The case of an unvaccinated security guard testing positive for Covid-19 highlighted some of the New Zealand’s challenges with testing and vaccinating its entire border workforce. While almost all army and police workers are now vaccinated, border staff also include private contractors, such as security staff, who are more transient.

A University of Auckland vaccinologist, Helen Petousis-Harris, co-leader of the Global Vaccine Data Network, said New Zealand could have started preparations for the infrastructure needed to roll out the vaccine earlier. The national immunisation register, which records vaccinations, or second doses needed, was out of date, she said: “It had to be put in place and that, I would argue, should have happened a lot earlier and should have been much further along.”

Because New Zealand’s health system wasn’t overwhelmed with managing a high case load, this should have been achievable, she added.

Related: Why forcing Covid-19 vaccines on Māori could turn people away altogether

One of the challenges the government will face in coming months is ensuring that there are enough people trained to administer the vaccines – as well as support staff.

“Every flu season we vaccinate about 1.7 million people in a few weeks,” Petousis-Harris said, which showed that it was possible.
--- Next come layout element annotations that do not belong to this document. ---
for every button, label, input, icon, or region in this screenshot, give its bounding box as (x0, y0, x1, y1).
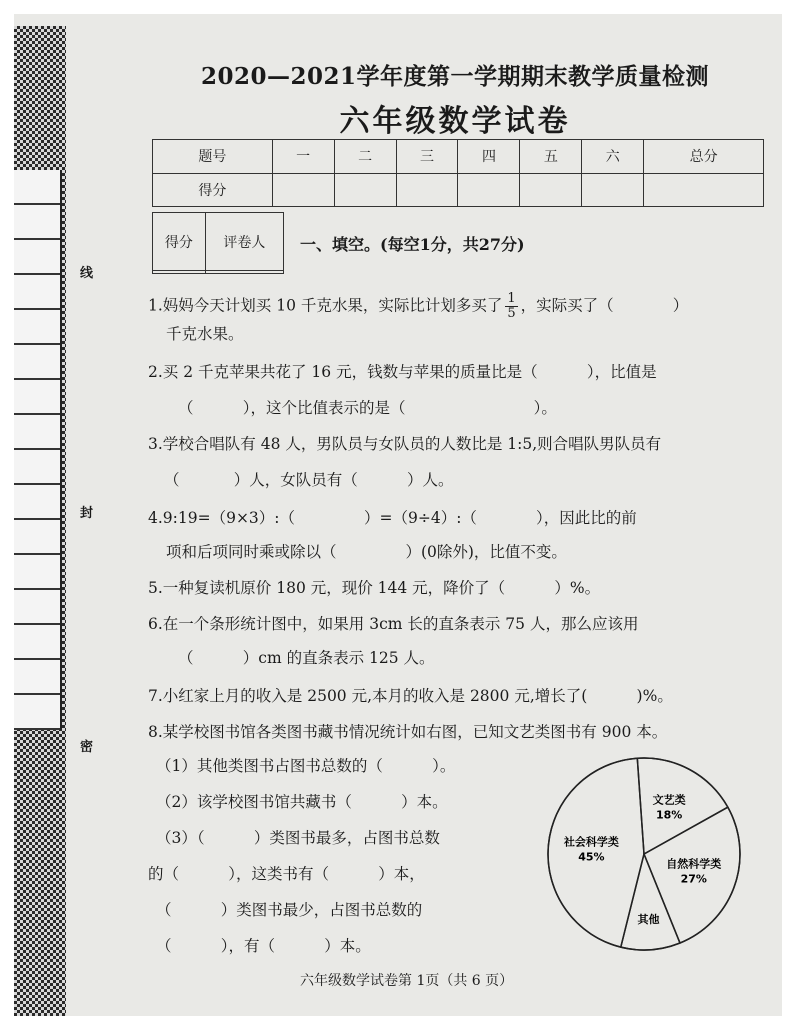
question-1-line-2: 千克水果。 (166, 325, 244, 343)
question-8-part-3c: （ ）类图书最少，占图书总数的 (156, 901, 423, 919)
exam-subtitle: 六年级数学试卷 (339, 104, 571, 139)
fraction-numerator: 1 (507, 291, 516, 306)
score-cell: 题号 (153, 140, 273, 174)
binding-grid (14, 170, 62, 730)
question-6-line-1: 6.在一个条形统计图中，如果用 3cm 长的直条表示 75 人，那么应该用 (148, 615, 639, 633)
score-cell: 一 (272, 140, 334, 174)
score-row-label: 得分 (153, 173, 273, 207)
question-1-line-1 (148, 292, 688, 321)
question-2-line-1: 2.买 2 千克苹果共花了 16 元，钱数与苹果的质量比是（ ），比值是 (148, 363, 657, 381)
score-table-header-row (153, 140, 764, 174)
section-title: 一、填空。(每空1分，共27分) (300, 235, 525, 254)
binding-mark-secret: 密 (80, 740, 94, 755)
fraction (505, 292, 517, 321)
q1-text-post: ，实际买了（ ） (520, 296, 689, 315)
book-category-pie-chart (544, 754, 744, 954)
q1-text-pre: 1.妈妈今天计划买 10 千克水果，实际比计划多买了 (148, 296, 503, 315)
question-8-part-3b: 的（ ），这类书有（ ）本， (148, 865, 425, 883)
grader-name-label: 评卷人 (205, 213, 283, 271)
question-4-line-1: 4.9:19=（9×3）:（ ）=（9÷4）:（ ），因此比的前 (148, 509, 637, 527)
score-cell: 六 (582, 140, 644, 174)
exam-title: 2020—2021学年度第一学期期末教学质量检测 (200, 63, 710, 90)
question-8-part-3a: （3）（ ）类图书最多，占图书总数 (156, 829, 440, 847)
score-cell: 四 (458, 140, 520, 174)
grader-name-entry[interactable] (205, 271, 283, 274)
grader-table (152, 212, 284, 274)
score-cell: 五 (520, 140, 582, 174)
question-3-line-1: 3.学校合唱队有 48 人，男队员与女队员的人数比是 1:5,则合唱队男队员有 (148, 435, 662, 453)
score-cell: 二 (334, 140, 396, 174)
score-entry[interactable] (458, 173, 520, 207)
question-4-line-2: 项和后项同时乘或除以（ ）(0除外)，比值不变。 (166, 543, 567, 561)
pie-slice-label: 文艺类 (652, 793, 686, 807)
pie-slice-label: 社会科学类 (563, 835, 619, 849)
score-entry[interactable] (334, 173, 396, 207)
grader-score-entry[interactable] (153, 271, 206, 274)
fraction-denominator: 5 (507, 306, 516, 321)
pie-slice-value: 27% (680, 872, 707, 886)
score-entry[interactable] (582, 173, 644, 207)
question-8-part-2: （2）该学校图书馆共藏书（ ）本。 (156, 793, 448, 811)
question-2-line-2: （ ），这个比值表示的是（ ）。 (178, 399, 557, 417)
question-5: 5.一种复读机原价 180 元，现价 144 元，降价了（ ）%。 (148, 579, 601, 597)
score-table-score-row (153, 173, 764, 207)
grader-score-label: 得分 (153, 213, 206, 271)
pie-slice-value: 18% (655, 808, 683, 822)
score-table (152, 139, 764, 207)
score-cell: 三 (396, 140, 458, 174)
question-3-line-2: （ ）人，女队员有（ ）人。 (164, 471, 454, 489)
score-entry[interactable] (644, 173, 764, 207)
binding-mark-seal: 封 (80, 506, 94, 521)
pie-slice-label: 自然科学类 (666, 857, 722, 871)
question-8-part-1: （1）其他类图书占图书总数的（ ）。 (156, 757, 456, 775)
question-8: 8.某学校图书馆各类图书藏书情况统计如右图，已知文艺类图书有 900 本。 (148, 723, 668, 741)
score-entry[interactable] (272, 173, 334, 207)
pie-slice-value: 45% (578, 850, 605, 864)
question-8-part-3d: （ ），有（ ）本。 (156, 937, 371, 955)
score-entry[interactable] (520, 173, 582, 207)
score-cell: 总分 (644, 140, 764, 174)
pie-slice-label: 其他 (637, 913, 660, 927)
score-entry[interactable] (396, 173, 458, 207)
question-6-line-2: （ ）cm 的直条表示 125 人。 (178, 649, 435, 667)
binding-mark-line: 线 (80, 266, 94, 281)
page-footer: 六年级数学试卷第 1页（共 6 页） (300, 973, 514, 989)
question-7: 7.小红家上月的收入是 2500 元,本月的收入是 2800 元,增长了( )%。 (148, 687, 673, 705)
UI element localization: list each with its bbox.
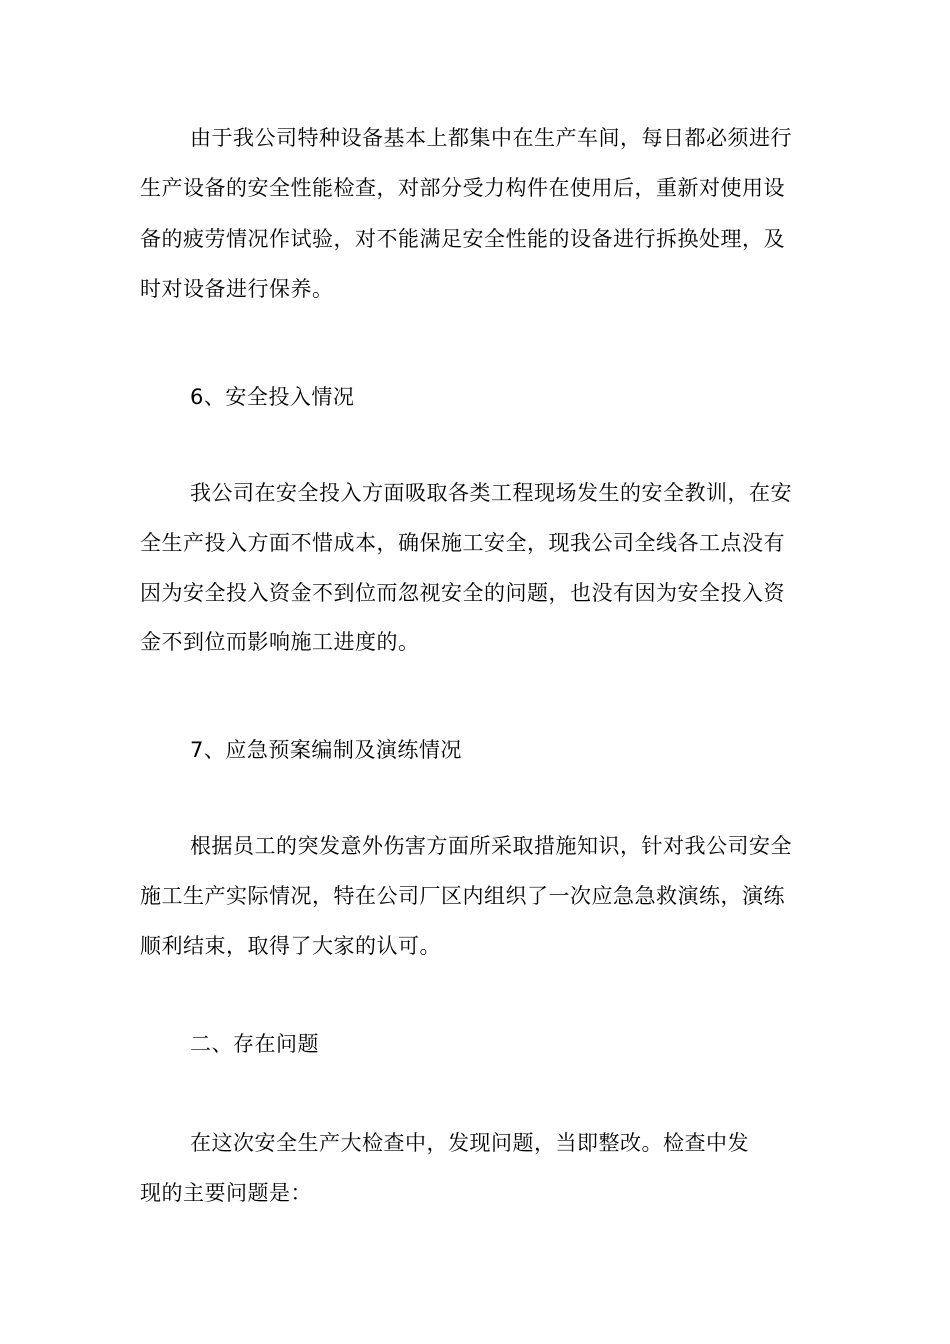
paragraph-line: 在这次安全生产大检查中，发现问题，当即整改。检查中发 (190, 1131, 749, 1155)
section-heading-problems: 二、存在问题 (190, 1032, 319, 1056)
paragraph-line: 生产设备的安全性能检查，对部分受力构件在使用后，重新对使用设 (140, 176, 785, 200)
paragraph-line: 金不到位而影响施工进度的。 (140, 630, 420, 654)
paragraph-line: 由于我公司特种设备基本上都集中在生产车间，每日都必须进行 (190, 126, 792, 150)
paragraph-line: 我公司在安全投入方面吸取各类工程现场发生的安全教训，在安 (190, 481, 792, 505)
paragraph-line: 全生产投入方面不惜成本，确保施工安全，现我公司全线各工点没有 (140, 531, 785, 555)
paragraph-line: 时对设备进行保养。 (140, 277, 334, 301)
paragraph-line: 顺利结束，取得了大家的认可。 (140, 934, 441, 958)
paragraph-line: 根据员工的突发意外伤害方面所采取措施知识，针对我公司安全 (190, 834, 792, 858)
section-heading-6: 6、安全投入情况 (190, 385, 355, 409)
paragraph-line: 备的疲劳情况作试验，对不能满足安全性能的设备进行拆换处理，及 (140, 227, 785, 251)
paragraph-line: 因为安全投入资金不到位而忽视安全的问题，也没有因为安全投入资 (140, 581, 785, 605)
paragraph-line: 现的主要问题是： (140, 1181, 312, 1205)
paragraph-line: 施工生产实际情况，特在公司厂区内组织了一次应急急救演练，演练 (140, 884, 785, 908)
section-heading-7: 7、应急预案编制及演练情况 (190, 738, 462, 762)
As part of Covid vaccinations, the country plans to vaccinate just under twice that number – an estimated 3 million adults – by the end of the year.

But for now, with flu season arriving, those workers could not be taken away from that work. At the same time, as the country waits for deliveries of secured doses, she said it was important not to have infrastructure in place that wasn’t being used – or that used all of a delivery up overnight and was then left with nothing to do for months.

For now, Aussies and Kiwis are safe and their economies are bouncing back. But the question is how long people will be happy to stay inside their countries – and what the costs could be.

In New Zealand, at least, much of the population seems to be embracing isolation. Polling last year found that 75% to 85% of New Zealanders wanted the border to stay closed until Covid-19 was under control internationally. And concerns about the country’s economy were also muted – a poll by the Spinoff in February found just 7% of New Zealanders felt the economy was in worse shape than elsewhere, and 57% thought it was better.